The aging chief sent a letter north with the next Confederation rider to pass through his duchy. In it, he humbly asked his son to forgive his temporary weakness to Mehleena’s importunings, begged him to return at once to his home, his father, and his family, but that letter was never answered. Nor were any others of the scores the repentant old man sent north. At length, his hurt pride surfacing, Hwahltuh stopped writing directly. Instead he entrusted weights of gold to Chief Bili,
Ahrkeethoheeks
Morguhn, that Tim might at least clothe himself well, own the protection of good weapons, decent armor and a well-trained destrier. Nor did the saddened
Thoheeks
of Vawn ever again hear directly from his heir. Only through Archduke Bili—who had been reared and war-trained in the Middle Kingdoms and who had kin and old comrades now in high places—did bits and pieces of Tim’s career trickle south, of Tim’s appointment as an ensign of dragoons in the Freefighter regiment of a well-known and renowned noble officer; of Tim’s knighting into the Order of the Blue Bear of Harzburk by King Gy, himself, on the blood-soaked field of Krahkitburk; of his defeat and capture of a famous champion in another battle; and, later, of the lieutenancy Tim purchased with said champion’s ransom.

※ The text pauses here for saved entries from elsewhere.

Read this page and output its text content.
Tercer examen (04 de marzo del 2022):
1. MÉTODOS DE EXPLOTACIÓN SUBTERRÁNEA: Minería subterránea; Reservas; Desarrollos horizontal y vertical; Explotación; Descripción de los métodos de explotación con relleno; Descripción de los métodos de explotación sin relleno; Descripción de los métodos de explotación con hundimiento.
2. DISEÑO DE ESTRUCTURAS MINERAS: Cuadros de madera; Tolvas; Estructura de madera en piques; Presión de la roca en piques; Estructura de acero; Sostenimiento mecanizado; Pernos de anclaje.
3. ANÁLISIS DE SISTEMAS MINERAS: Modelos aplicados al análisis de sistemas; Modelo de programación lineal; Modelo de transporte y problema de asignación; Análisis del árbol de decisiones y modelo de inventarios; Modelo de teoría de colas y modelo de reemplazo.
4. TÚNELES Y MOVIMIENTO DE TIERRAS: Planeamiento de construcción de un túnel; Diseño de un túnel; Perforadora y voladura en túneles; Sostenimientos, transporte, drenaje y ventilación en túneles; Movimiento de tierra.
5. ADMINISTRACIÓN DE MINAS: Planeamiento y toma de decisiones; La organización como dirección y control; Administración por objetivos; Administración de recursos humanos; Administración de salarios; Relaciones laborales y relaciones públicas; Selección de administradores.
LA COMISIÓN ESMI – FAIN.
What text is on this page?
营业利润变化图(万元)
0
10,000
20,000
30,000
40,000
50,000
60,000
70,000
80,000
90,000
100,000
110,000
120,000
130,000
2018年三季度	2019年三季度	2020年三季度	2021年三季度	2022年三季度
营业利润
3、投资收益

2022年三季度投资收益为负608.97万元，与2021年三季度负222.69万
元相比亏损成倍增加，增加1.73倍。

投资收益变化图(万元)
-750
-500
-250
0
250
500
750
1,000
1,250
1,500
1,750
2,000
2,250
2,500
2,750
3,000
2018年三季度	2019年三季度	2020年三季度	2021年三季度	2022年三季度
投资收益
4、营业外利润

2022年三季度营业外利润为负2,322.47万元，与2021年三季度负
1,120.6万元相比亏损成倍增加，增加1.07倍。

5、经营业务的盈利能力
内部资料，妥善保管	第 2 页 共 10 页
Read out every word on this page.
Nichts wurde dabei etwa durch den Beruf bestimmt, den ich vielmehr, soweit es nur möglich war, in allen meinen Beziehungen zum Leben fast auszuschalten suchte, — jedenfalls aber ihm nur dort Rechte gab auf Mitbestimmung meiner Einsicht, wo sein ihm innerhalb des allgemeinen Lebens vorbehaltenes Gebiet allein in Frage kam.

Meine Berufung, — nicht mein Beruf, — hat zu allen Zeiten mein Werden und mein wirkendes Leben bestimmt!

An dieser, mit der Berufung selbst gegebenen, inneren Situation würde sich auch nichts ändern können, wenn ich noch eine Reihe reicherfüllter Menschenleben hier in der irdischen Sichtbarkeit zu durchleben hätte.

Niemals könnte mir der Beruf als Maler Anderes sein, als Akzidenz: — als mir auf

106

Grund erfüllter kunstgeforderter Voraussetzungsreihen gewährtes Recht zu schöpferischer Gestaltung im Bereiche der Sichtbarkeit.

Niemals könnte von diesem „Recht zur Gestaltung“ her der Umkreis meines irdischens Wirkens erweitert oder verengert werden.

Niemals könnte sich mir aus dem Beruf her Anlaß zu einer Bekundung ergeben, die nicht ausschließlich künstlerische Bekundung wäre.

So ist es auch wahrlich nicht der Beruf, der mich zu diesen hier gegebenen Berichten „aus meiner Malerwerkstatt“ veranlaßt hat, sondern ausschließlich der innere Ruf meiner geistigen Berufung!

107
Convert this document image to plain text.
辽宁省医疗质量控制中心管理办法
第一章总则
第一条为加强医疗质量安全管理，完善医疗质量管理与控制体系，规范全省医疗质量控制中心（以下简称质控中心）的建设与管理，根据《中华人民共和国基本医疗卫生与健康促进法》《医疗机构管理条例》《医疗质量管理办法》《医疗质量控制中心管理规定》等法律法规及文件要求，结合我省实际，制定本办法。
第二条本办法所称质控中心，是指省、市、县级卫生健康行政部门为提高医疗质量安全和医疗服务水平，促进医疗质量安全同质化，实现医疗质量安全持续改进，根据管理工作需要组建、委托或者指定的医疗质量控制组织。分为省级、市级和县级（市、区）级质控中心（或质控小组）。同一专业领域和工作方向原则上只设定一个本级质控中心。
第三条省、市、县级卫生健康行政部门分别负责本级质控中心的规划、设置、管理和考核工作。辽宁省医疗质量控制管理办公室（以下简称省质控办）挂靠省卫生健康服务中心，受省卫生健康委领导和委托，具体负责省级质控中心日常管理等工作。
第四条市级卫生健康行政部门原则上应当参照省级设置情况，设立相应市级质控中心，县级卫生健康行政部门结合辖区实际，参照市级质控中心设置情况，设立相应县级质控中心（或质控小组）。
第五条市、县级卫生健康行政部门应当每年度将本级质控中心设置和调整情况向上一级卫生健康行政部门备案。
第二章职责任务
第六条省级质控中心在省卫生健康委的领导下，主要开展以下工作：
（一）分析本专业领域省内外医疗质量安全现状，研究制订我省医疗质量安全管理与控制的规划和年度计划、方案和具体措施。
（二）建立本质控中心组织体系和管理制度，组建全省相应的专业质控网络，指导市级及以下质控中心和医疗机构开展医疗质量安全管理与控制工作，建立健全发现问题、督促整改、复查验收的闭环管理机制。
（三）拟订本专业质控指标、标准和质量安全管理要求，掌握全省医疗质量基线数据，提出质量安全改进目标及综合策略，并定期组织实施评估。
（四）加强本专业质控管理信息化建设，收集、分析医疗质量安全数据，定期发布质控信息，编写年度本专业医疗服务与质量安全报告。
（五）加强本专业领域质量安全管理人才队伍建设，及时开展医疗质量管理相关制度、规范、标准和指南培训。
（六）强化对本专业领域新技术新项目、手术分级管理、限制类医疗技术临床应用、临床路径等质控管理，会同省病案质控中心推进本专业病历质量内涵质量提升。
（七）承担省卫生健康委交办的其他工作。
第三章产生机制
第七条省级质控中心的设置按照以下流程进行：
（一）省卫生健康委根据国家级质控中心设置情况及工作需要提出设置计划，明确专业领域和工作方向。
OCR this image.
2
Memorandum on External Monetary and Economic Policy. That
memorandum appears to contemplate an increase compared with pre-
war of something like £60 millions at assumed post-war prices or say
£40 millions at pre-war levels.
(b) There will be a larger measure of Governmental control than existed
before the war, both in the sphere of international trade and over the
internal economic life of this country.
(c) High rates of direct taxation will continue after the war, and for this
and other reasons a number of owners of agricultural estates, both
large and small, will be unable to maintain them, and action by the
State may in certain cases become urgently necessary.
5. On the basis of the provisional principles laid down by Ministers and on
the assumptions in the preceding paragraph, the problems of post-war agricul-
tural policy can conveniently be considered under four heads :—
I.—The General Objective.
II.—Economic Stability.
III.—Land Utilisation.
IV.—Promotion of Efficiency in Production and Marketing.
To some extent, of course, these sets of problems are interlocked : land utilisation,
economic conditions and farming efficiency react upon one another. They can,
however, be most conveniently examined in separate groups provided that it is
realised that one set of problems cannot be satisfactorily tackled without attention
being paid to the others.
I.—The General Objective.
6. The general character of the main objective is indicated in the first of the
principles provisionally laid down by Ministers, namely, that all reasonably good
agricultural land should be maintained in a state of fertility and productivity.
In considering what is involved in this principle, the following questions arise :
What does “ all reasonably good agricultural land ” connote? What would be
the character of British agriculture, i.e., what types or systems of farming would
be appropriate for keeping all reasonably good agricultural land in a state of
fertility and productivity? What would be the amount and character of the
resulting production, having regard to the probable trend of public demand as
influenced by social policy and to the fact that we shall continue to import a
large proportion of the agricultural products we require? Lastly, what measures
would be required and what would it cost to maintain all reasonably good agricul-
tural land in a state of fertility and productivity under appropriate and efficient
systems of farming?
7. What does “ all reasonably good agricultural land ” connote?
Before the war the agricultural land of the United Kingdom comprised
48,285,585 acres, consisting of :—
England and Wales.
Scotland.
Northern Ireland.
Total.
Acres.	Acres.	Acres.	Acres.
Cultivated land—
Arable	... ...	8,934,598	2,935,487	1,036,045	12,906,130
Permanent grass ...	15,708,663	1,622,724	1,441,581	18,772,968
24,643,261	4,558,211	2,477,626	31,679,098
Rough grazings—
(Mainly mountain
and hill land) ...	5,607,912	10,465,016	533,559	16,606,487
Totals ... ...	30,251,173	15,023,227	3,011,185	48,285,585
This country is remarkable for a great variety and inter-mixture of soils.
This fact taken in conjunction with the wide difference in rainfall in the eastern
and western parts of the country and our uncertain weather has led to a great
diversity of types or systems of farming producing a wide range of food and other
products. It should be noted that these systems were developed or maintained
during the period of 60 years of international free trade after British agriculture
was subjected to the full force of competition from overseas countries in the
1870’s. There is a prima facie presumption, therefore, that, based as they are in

It was on Hwahltuh’s last visit to the
ahrkeethoheeks’
hall that he heard of the purchased promotion. In the few years of life he then had remaining, his infirmities precluded travel, and the yearly taxes were, perforce, delivered to the overlord by his brother, the
tahneestos
, and Tim’s brother, Behrl.

“You know these strange northern ways, Chief Bili. What does it mean, this title my boy’s bought himself? How many bows will draw for him? Is he still an underling to this Colonel What’s-his-name?”

Bili nodded. “Yes, Colonel Sir Hehnri, Earl of Pahkuhzburk, is still his commander, but the title means that Tim now commands a contingent of fifty horse archers—they call them ‘dragoons,’ up there—with an ensign or two and a senior sergeant to assist him. Tim’s now responsible for the training of his troop, for their welfare and provisioning in garrison or on the march and for recruiting replacements after battles. Their weapons and armor and their horses, however, are provided by Sir Hehnri, except for those men lucky enough to own their own.”

Hwahltuh sighed his relief. He still meant to provide for his loved son, but he had suddenly realized as the archduke spoke that he could beggar his duchy if he had to buy trained warhorses and weapons and armor for fifty-odd men.

Bili went on, grinning, obviously inordinately proud of this younger half brother who had succeeded so well in the land of their mother’s birth and Bili’s own fond boyhood memories.

“Give Tim a couple more good ransoms, if his luck holds, and he’ll be a captain in his own right Hell be totally independent of his present regiment and able to negotiate contracts for his services.”

“With only fifty horse archers, Bili?” the old
thoheeks
asked. “What sovran or lord would be willing to hire on so small a contingent?”

“Ask any one of the hundred I might name, Hwahltuh,” attested Bili bluntly, adding, “You’ve never been in the Middle Kingdoms, good stepfather, so you’re thinking in terms of the vast host of Lord Milo’s army. But none of the states of the north is even a tenth the size of our Confederation, and even if the three largest could somehow be brought into alliance, even that alliance could not pay either the hire or the maintenance of a force the size of our Regular Army.

“Oh, yes, there’ve been the rare times in years agone when one kingdom or another briefly fielded fifteen or twenty thousand fighters, but not recently. They’ve been fighting among themselves for so long that warfare there is almost a game—a violent, bloody and sometimes fatal game, but a game, nonetheless. Quality of troops is of far more importance to the prospective employer than is numbers—quality of the troops and the fame of their commander.

“You can bet your last silver
thrahkmeh
that Sir Tim’s exploits have by now spread far and wide. So if his luck holds and he can manage to put together a good, independent command, he’ll soon be able to pick and choose among some very lucrative contracts. His fortune will be assured. You can be justly proud of him. Hwahltuh. Sun and Wind know that I am.”